Para las FARC los cinco puntos de la agenda que firmaron con el Gobierno en el Acuerdo General para la Terminación del Conflicto son apenas unos puntos de referencia para introducir en cada uno de ellos los más disímiles temas nacionales. Se trata de hablar de todo a propósito de cualquier cosa. Es meter la agenda del Caguán por la puerta de atrás, mientras los más ingenuos se solazan con el supuesto pragmatismo y el abandono del maximalismo de la guerrilla.

A propósito del primer punto de la agenda que se discute en La Habana, “Una Política Agraria Integral”, las FARC ya están pidiendo que se revoquen los 11 tratados de libre comercio que Colombia ha firmado con otros tantos países, que se cambie la política minera y energética, que se suspendan proyectos hídricos como la represa de El Quimbo y las explotaciones mineras a cielo abierto, que se “desmilitarice el campo y la sociedad”, es decir, que se reduzcan el presupuesto militar y el tamaño de las Fuerza Militares, que se cambie la doctrina militar del Estado y que se purgue el Ejército; que se haga un nuevo ordenamiento del territorio y que se suspendan las fumigaciones y otras formas de erradicación de los cultivos de marihuana, amapola y coca en el país, entre muchas  otras propuestas “mínimas” y “realistas”.

Miremos por ahora solamente este último punto. Varias agencias gubernamentales nacionales y extranjeras, y también instituciones académicas que estudian el tema, coinciden en señalar que las FARC son el principal cartel de la producción de cocaína en Colombia, lo que equivale a decir que también lo son a nivel mundial. La mayoría de sus ingresos económicos están derivados de su vinculación con el narcotráfico. Han hecho alianzas con todas las bandas criminales del narcotráfico para usufructuar conjuntamente este negocio ilícito. Pero se atreven a decir públicamente y sin sonrojarse que ellas no tienen nada que ver con el narcotráfico. Por supuesto, no engañan a nadie, pero quedan en evidencia su cinismo y su desfachatez.

Con la reciente propuesta de suspender toda forma de erradicación de cultivos ilícitos, las FARC están reclamando en provecho propio. De llegar a hacerse, es obvio que se dispararía el área sembrada de esos cultivos, se produciría más cocaína para la exportación y se incrementarían los ingresos de las FARC destinados a ampliar su pie de fuerza, aumentar y sofisticar su armamento, mejorar su logística y sus comunicaciones, expandir sus redes de inteligencia, etc., todo ello en detrimento de la seguridad de los colombianos. Un fortalecimiento similar tendrían todas las bacrim y las mafias dedicadas al narcotráfico y aliadas con las FARC y el ELN para el aprovechamiento del negocio.

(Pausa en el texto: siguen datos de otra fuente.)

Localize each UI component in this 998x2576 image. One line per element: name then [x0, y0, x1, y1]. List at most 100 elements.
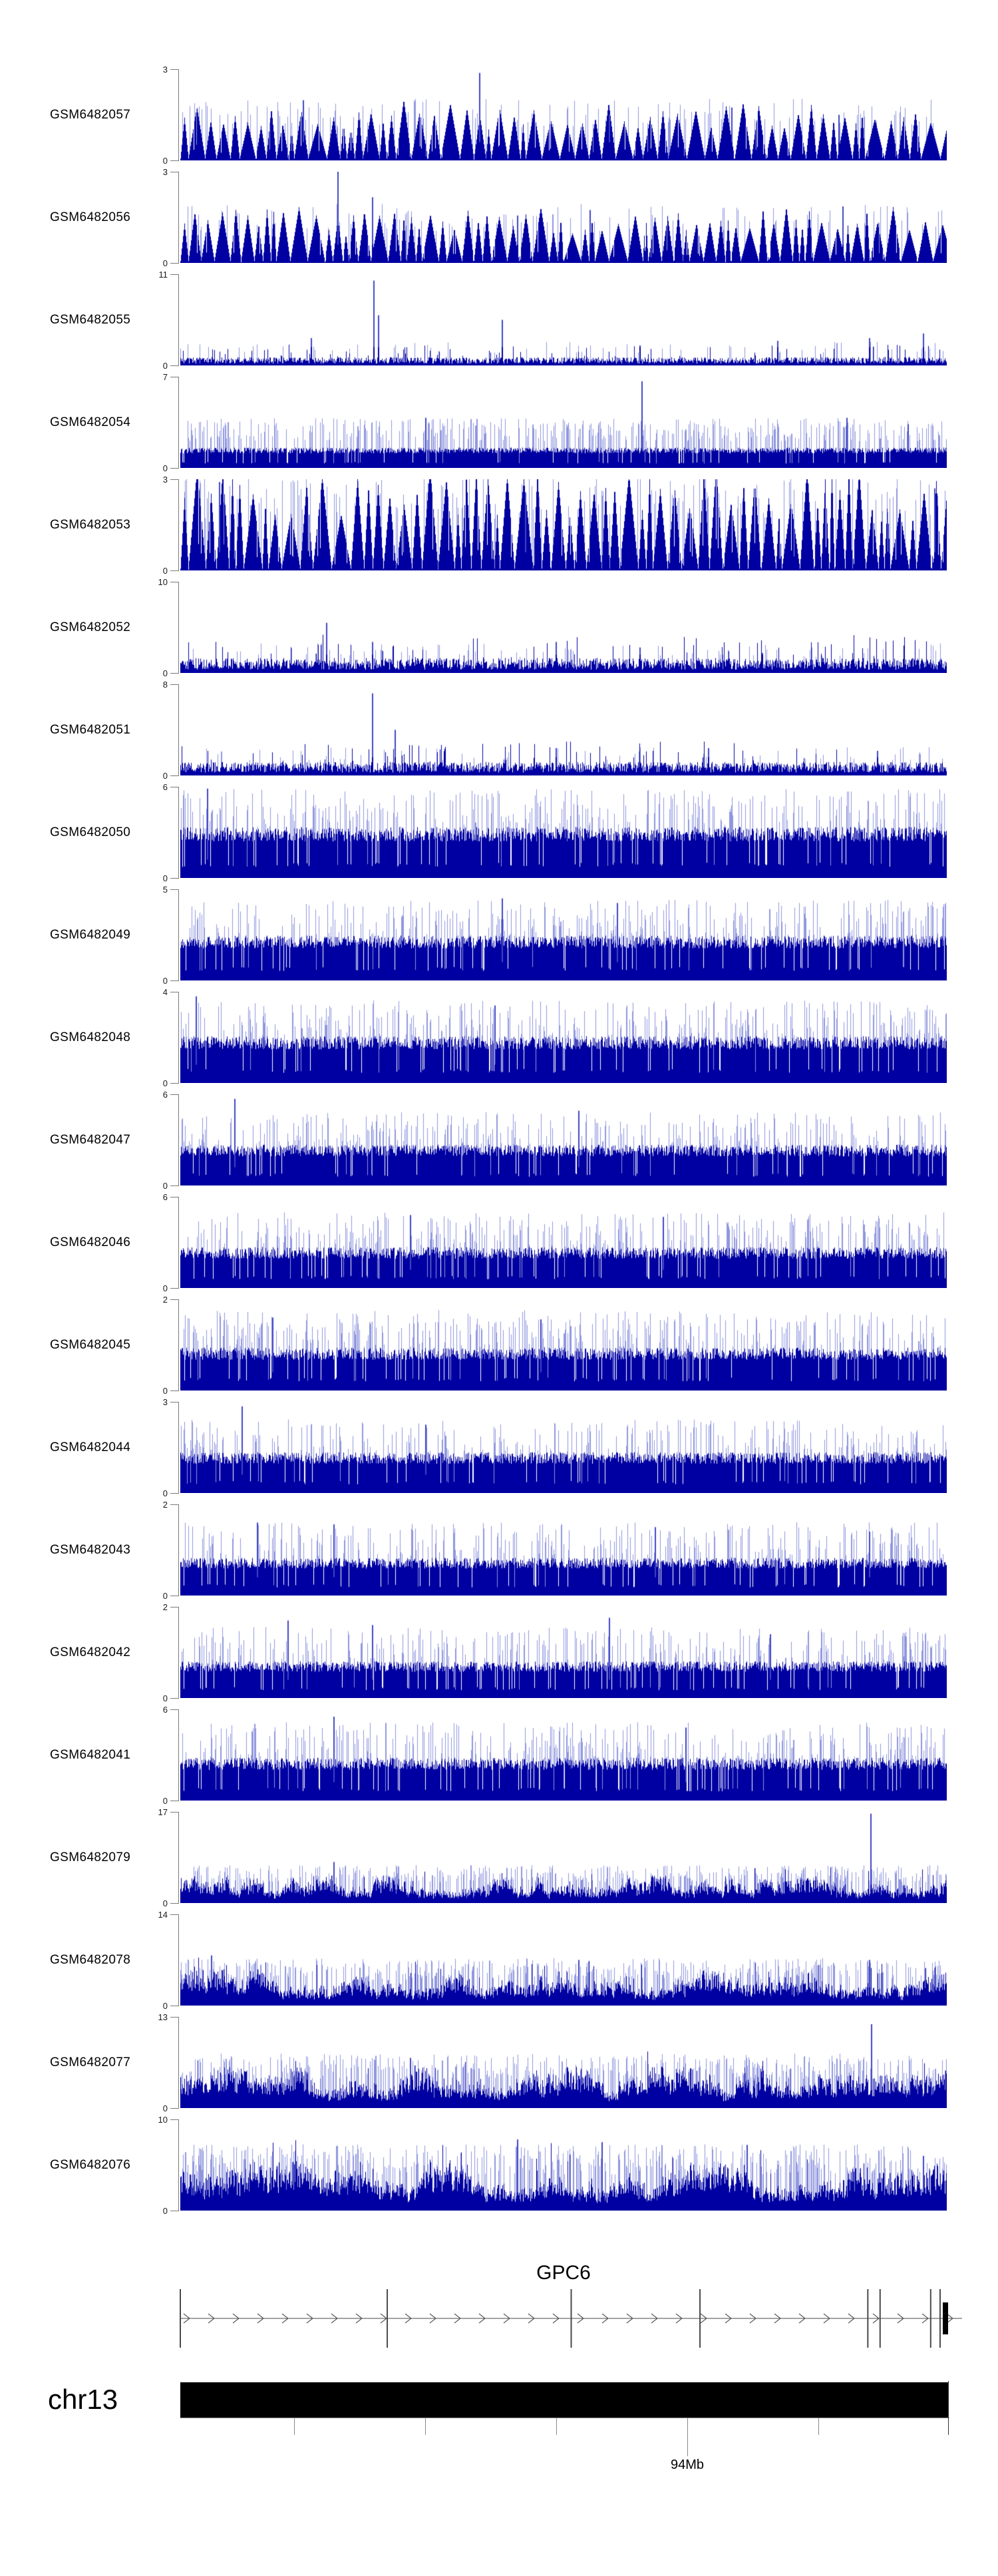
y-axis-max-label: 6 — [162, 1192, 168, 1202]
y-axis-bottom-tick — [170, 160, 179, 161]
track-label: GSM6482077 — [50, 2055, 131, 2069]
y-axis-max-label: 3 — [162, 475, 168, 485]
y-axis-bottom-tick — [170, 878, 179, 879]
y-axis-top-tick — [170, 1094, 179, 1095]
track-row: GSM6482078 14 0 — [0, 1910, 998, 2011]
coverage-signal-plot — [180, 172, 947, 263]
coverage-signal-plot — [180, 1607, 947, 1698]
track-label: GSM6482051 — [50, 723, 131, 737]
y-axis-bottom-tick — [170, 263, 179, 264]
track-label: GSM6482049 — [50, 928, 131, 942]
y-axis-zero-label: 0 — [162, 258, 168, 268]
coverage-signal-plot — [180, 2119, 947, 2211]
coverage-signal-plot — [180, 377, 947, 468]
chromosome-tick — [818, 2418, 819, 2435]
y-axis-line — [178, 684, 179, 775]
track-row: GSM6482044 3 0 — [0, 1397, 998, 1498]
track-row: GSM6482045 2 0 — [0, 1295, 998, 1396]
track-row: GSM6482047 6 0 — [0, 1090, 998, 1191]
y-axis-top-tick — [170, 2017, 179, 2018]
chromosome-tick-labeled — [687, 2418, 688, 2456]
chromosome-tick — [556, 2418, 558, 2435]
y-axis-line — [178, 1299, 179, 1391]
track-row: GSM6482053 3 0 — [0, 475, 998, 576]
y-axis-top-tick — [170, 274, 179, 275]
y-axis-bottom-tick — [170, 365, 179, 366]
coverage-signal-plot — [180, 69, 947, 160]
track-row: GSM6482056 3 0 — [0, 167, 998, 268]
y-axis-zero-label: 0 — [162, 1078, 168, 1088]
y-axis-max-label: 4 — [162, 987, 168, 997]
y-axis-top-tick — [170, 1607, 179, 1608]
y-axis-bottom-tick — [170, 1083, 179, 1084]
track-label: GSM6482079 — [50, 1850, 131, 1864]
y-axis-bottom-tick — [170, 980, 179, 981]
track-row: GSM6482049 5 0 — [0, 885, 998, 986]
coverage-signal-plot — [180, 582, 947, 673]
coverage-signal-plot — [180, 1094, 947, 1185]
y-axis-line — [178, 479, 179, 570]
track-label: GSM6482057 — [50, 108, 131, 122]
y-axis-max-label: 3 — [162, 65, 168, 75]
y-axis-zero-label: 0 — [162, 1488, 168, 1498]
track-label: GSM6482055 — [50, 313, 131, 327]
coverage-signal-plot — [180, 992, 947, 1083]
y-axis-line — [178, 1914, 179, 2006]
y-axis-line — [178, 1094, 179, 1185]
coverage-signal-plot — [180, 1709, 947, 1801]
y-axis-max-label: 10 — [158, 2115, 168, 2125]
y-axis-line — [178, 1197, 179, 1288]
coverage-signal-plot — [180, 1197, 947, 1288]
track-row: GSM6482057 3 0 — [0, 65, 998, 166]
y-axis-bottom-tick — [170, 2108, 179, 2109]
y-axis-bottom-tick — [170, 1185, 179, 1186]
y-axis-max-label: 5 — [162, 885, 168, 895]
track-label: GSM6482053 — [50, 518, 131, 532]
track-label: GSM6482050 — [50, 825, 131, 839]
y-axis-line — [178, 1402, 179, 1493]
y-axis-zero-label: 0 — [162, 1693, 168, 1703]
track-row: GSM6482050 6 0 — [0, 782, 998, 883]
track-row: GSM6482076 10 0 — [0, 2115, 998, 2216]
track-label: GSM6482041 — [50, 1748, 131, 1762]
coverage-signal-plot — [180, 1299, 947, 1391]
y-axis-line — [178, 377, 179, 468]
track-label: GSM6482056 — [50, 210, 131, 224]
y-axis-bottom-tick — [170, 775, 179, 776]
track-row: GSM6482048 4 0 — [0, 987, 998, 1088]
y-axis-max-label: 17 — [158, 1807, 168, 1817]
y-axis-line — [178, 1812, 179, 1903]
y-axis-max-label: 2 — [162, 1602, 168, 1612]
y-axis-line — [178, 1709, 179, 1801]
y-axis-zero-label: 0 — [162, 1898, 168, 1908]
y-axis-max-label: 13 — [158, 2012, 168, 2022]
y-axis-top-tick — [170, 1812, 179, 1813]
track-row: GSM6482054 7 0 — [0, 372, 998, 473]
track-row: GSM6482079 17 0 — [0, 1807, 998, 1908]
y-axis-max-label: 3 — [162, 167, 168, 177]
track-row: GSM6482051 8 0 — [0, 680, 998, 781]
y-axis-line — [178, 992, 179, 1083]
y-axis-zero-label: 0 — [162, 566, 168, 576]
y-axis-top-tick — [170, 2119, 179, 2120]
y-axis-zero-label: 0 — [162, 771, 168, 781]
coverage-signal-plot — [180, 889, 947, 980]
y-axis-top-tick — [170, 684, 179, 685]
y-axis-bottom-tick — [170, 1903, 179, 1904]
y-axis-top-tick — [170, 1709, 179, 1710]
y-axis-top-tick — [170, 69, 179, 70]
y-axis-zero-label: 0 — [162, 1283, 168, 1293]
track-label: GSM6482076 — [50, 2158, 131, 2172]
coverage-signal-plot — [180, 1812, 947, 1903]
y-axis-zero-label: 0 — [162, 1591, 168, 1601]
y-axis-max-label: 3 — [162, 1397, 168, 1407]
track-label: GSM6482042 — [50, 1645, 131, 1659]
y-axis-max-label: 14 — [158, 1910, 168, 1920]
track-label: GSM6482044 — [50, 1440, 131, 1454]
coverage-signal-plot — [180, 684, 947, 775]
coverage-signal-plot — [180, 2017, 947, 2108]
track-row: GSM6482042 2 0 — [0, 1602, 998, 1703]
y-axis-line — [178, 1504, 179, 1596]
coverage-signal-plot — [180, 1914, 947, 2006]
track-row: GSM6482046 6 0 — [0, 1192, 998, 1293]
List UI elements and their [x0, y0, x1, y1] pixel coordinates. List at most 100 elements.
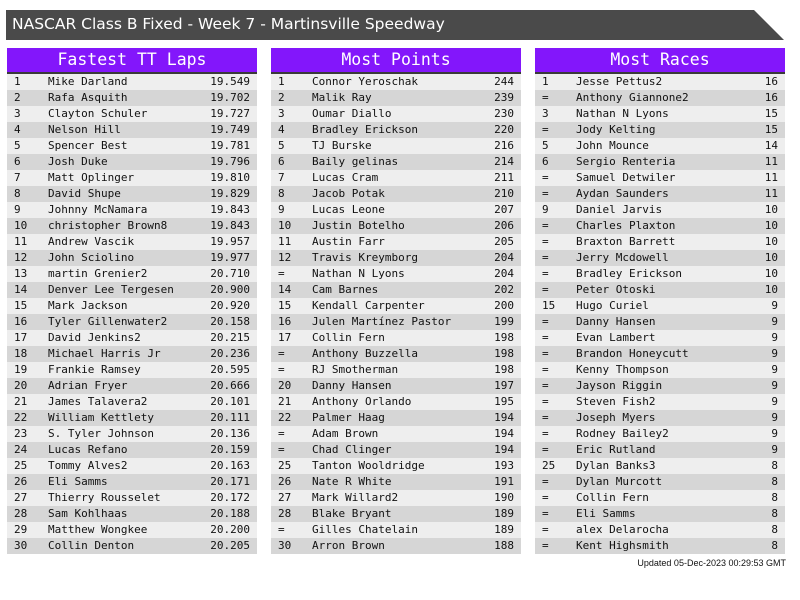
rank-cell: =	[542, 187, 549, 200]
table-row: = Gilles Chatelain 189	[271, 522, 521, 538]
rank-cell: 28	[14, 507, 28, 520]
rank-cell: 6	[14, 155, 21, 168]
driver-name-cell: Nathan N Lyons	[312, 267, 405, 280]
panel-title: Fastest TT Laps	[7, 48, 257, 74]
rank-cell: =	[542, 427, 549, 440]
driver-name-cell: Spencer Best	[48, 139, 128, 152]
rank-cell: 1	[278, 75, 285, 88]
value-cell: 11	[764, 171, 778, 184]
value-cell: 9	[771, 411, 778, 424]
rank-cell: 26	[278, 475, 292, 488]
rank-cell: =	[542, 283, 549, 296]
value-cell: 8	[771, 475, 778, 488]
table-row: 25 Tommy Alves2 20.163	[7, 458, 257, 474]
table-row: 10 christopher Brown8 19.843	[7, 218, 257, 234]
rank-cell: =	[542, 395, 549, 408]
value-cell: 20.666	[210, 379, 250, 392]
value-cell: 20.188	[210, 507, 250, 520]
value-cell: 211	[494, 171, 514, 184]
rank-cell: 23	[14, 427, 28, 440]
table-row: 12 Travis Kreymborg 204	[271, 250, 521, 266]
value-cell: 8	[771, 523, 778, 536]
table-row: = Brandon Honeycutt 9	[535, 346, 785, 362]
table-row: = Joseph Myers 9	[535, 410, 785, 426]
driver-name-cell: Andrew Vascik	[48, 235, 135, 248]
driver-name-cell: Eric Rutland	[576, 443, 656, 456]
driver-name-cell: Connor Yeroschak	[312, 75, 418, 88]
rank-cell: 10	[14, 219, 28, 232]
value-cell: 8	[771, 539, 778, 552]
driver-name-cell: David Shupe	[48, 187, 121, 200]
rank-cell: 25	[278, 459, 292, 472]
rank-cell: 5	[542, 139, 549, 152]
table-row: = Steven Fish2 9	[535, 394, 785, 410]
table-row: = Kenny Thompson 9	[535, 362, 785, 378]
driver-name-cell: Adrian Fryer	[48, 379, 128, 392]
driver-name-cell: Frankie Ramsey	[48, 363, 141, 376]
table-row: 18 Michael Harris Jr 20.236	[7, 346, 257, 362]
table-row: = Jerry Mcdowell 10	[535, 250, 785, 266]
driver-name-cell: Lucas Cram	[312, 171, 379, 184]
rank-cell: 20	[278, 379, 292, 392]
rank-cell: =	[278, 443, 285, 456]
value-cell: 9	[771, 395, 778, 408]
rank-cell: =	[278, 523, 285, 536]
value-cell: 193	[494, 459, 514, 472]
value-cell: 20.101	[210, 395, 250, 408]
table-row: 3 Nathan N Lyons 15	[535, 106, 785, 122]
driver-name-cell: Tanton Wooldridge	[312, 459, 425, 472]
rank-cell: =	[542, 171, 549, 184]
value-cell: 20.236	[210, 347, 250, 360]
driver-name-cell: Aydan Saunders	[576, 187, 669, 200]
table-row: 16 Tyler Gillenwater2 20.158	[7, 314, 257, 330]
rank-cell: 1	[542, 75, 549, 88]
rank-cell: 15	[278, 299, 292, 312]
driver-name-cell: TJ Burske	[312, 139, 372, 152]
driver-name-cell: David Jenkins2	[48, 331, 141, 344]
value-cell: 20.920	[210, 299, 250, 312]
value-cell: 216	[494, 139, 514, 152]
rank-cell: 26	[14, 475, 28, 488]
driver-name-cell: Jody Kelting	[576, 123, 656, 136]
driver-name-cell: S. Tyler Johnson	[48, 427, 154, 440]
table-row: = Jody Kelting 15	[535, 122, 785, 138]
rank-cell: =	[542, 507, 549, 520]
driver-name-cell: Peter Otoski	[576, 283, 656, 296]
rank-cell: =	[542, 363, 549, 376]
value-cell: 200	[494, 299, 514, 312]
rank-cell: =	[542, 315, 549, 328]
driver-name-cell: Palmer Haag	[312, 411, 385, 424]
value-cell: 207	[494, 203, 514, 216]
driver-name-cell: Clayton Schuler	[48, 107, 148, 120]
rank-cell: =	[278, 427, 285, 440]
value-cell: 194	[494, 427, 514, 440]
value-cell: 19.957	[210, 235, 250, 248]
table-row: 4 Nelson Hill 19.749	[7, 122, 257, 138]
table-row: = Charles Plaxton 10	[535, 218, 785, 234]
value-cell: 198	[494, 347, 514, 360]
rank-cell: 2	[278, 91, 285, 104]
leaderboard-table: 1 Mike Darland 19.549 2 Rafa Asquith 19.702 3 C…	[7, 74, 257, 554]
table-row: 21 James Talavera2 20.101	[7, 394, 257, 410]
rank-cell: 1	[14, 75, 21, 88]
panel-title: Most Points	[271, 48, 521, 74]
panel-most-races: Most Races 1 Jesse Pettus2 16 = Anthony Gian…	[535, 48, 785, 554]
rank-cell: 27	[278, 491, 292, 504]
value-cell: 214	[494, 155, 514, 168]
value-cell: 20.710	[210, 267, 250, 280]
value-cell: 189	[494, 523, 514, 536]
value-cell: 20.136	[210, 427, 250, 440]
rank-cell: =	[542, 411, 549, 424]
driver-name-cell: Nathan N Lyons	[576, 107, 669, 120]
table-row: 14 Denver Lee Tergesen 20.900	[7, 282, 257, 298]
rank-cell: 14	[278, 283, 292, 296]
value-cell: 202	[494, 283, 514, 296]
value-cell: 20.595	[210, 363, 250, 376]
table-row: 9 Lucas Leone 207	[271, 202, 521, 218]
rank-cell: 6	[278, 155, 285, 168]
rank-cell: 2	[14, 91, 21, 104]
rank-cell: 30	[14, 539, 28, 552]
value-cell: 197	[494, 379, 514, 392]
value-cell: 10	[764, 283, 778, 296]
table-row: = Aydan Saunders 11	[535, 186, 785, 202]
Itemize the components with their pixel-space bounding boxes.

Lo peor de todo es que esta propuesta parece encajar perfectamente con el actual ambiguo discurso gubernamental orientado hacia la legalización de las drogas ilícitas. Esta ambigüedad  de hecho ha producido una merma en el esfuerzo del Estado colombiano para controlar los cultivos ilícitos, que por primera vez en más diez años parecen estar creciendo en el país. Claro, cuando el jefe del Estado dice que la lucha contra el narcotráfico es inútil, que esta es una batalla perdida y estéril y que hay que orientarse hacia la legalización, pues ningún policía o militar quisiera ser el último muerto en una batalla que de antemano su comandante declara perdida. Dicho sea de paso, este discurso es un mensaje desalentador e injusto para un país que es uno de los pocos ejemplos de lucha exitosa contra el narcotráfico a nivel mundial, como lo demuestra el hecho de que en la última década hayamos bajado a menos de la mitad el área sembrada de coca y la producción de cocaína en Colombia.

Mientras el narcotráfico siga siendo el combustible de todas las violencias en el país, es absolutamente improcedente y equivocado plantear un viraje en nuestra política antinarcóticos orientado hacia la legalización de la producción, el tráfico o el consumo de drogas ilícitas. No  estamos en Dinamarca, sino en Cundinamarca, y aquí son las bandas criminales violentas las beneficiarias de un ablandamiento en estos temas. Con razón lo rechaza el 70 por ciento de los colombianos.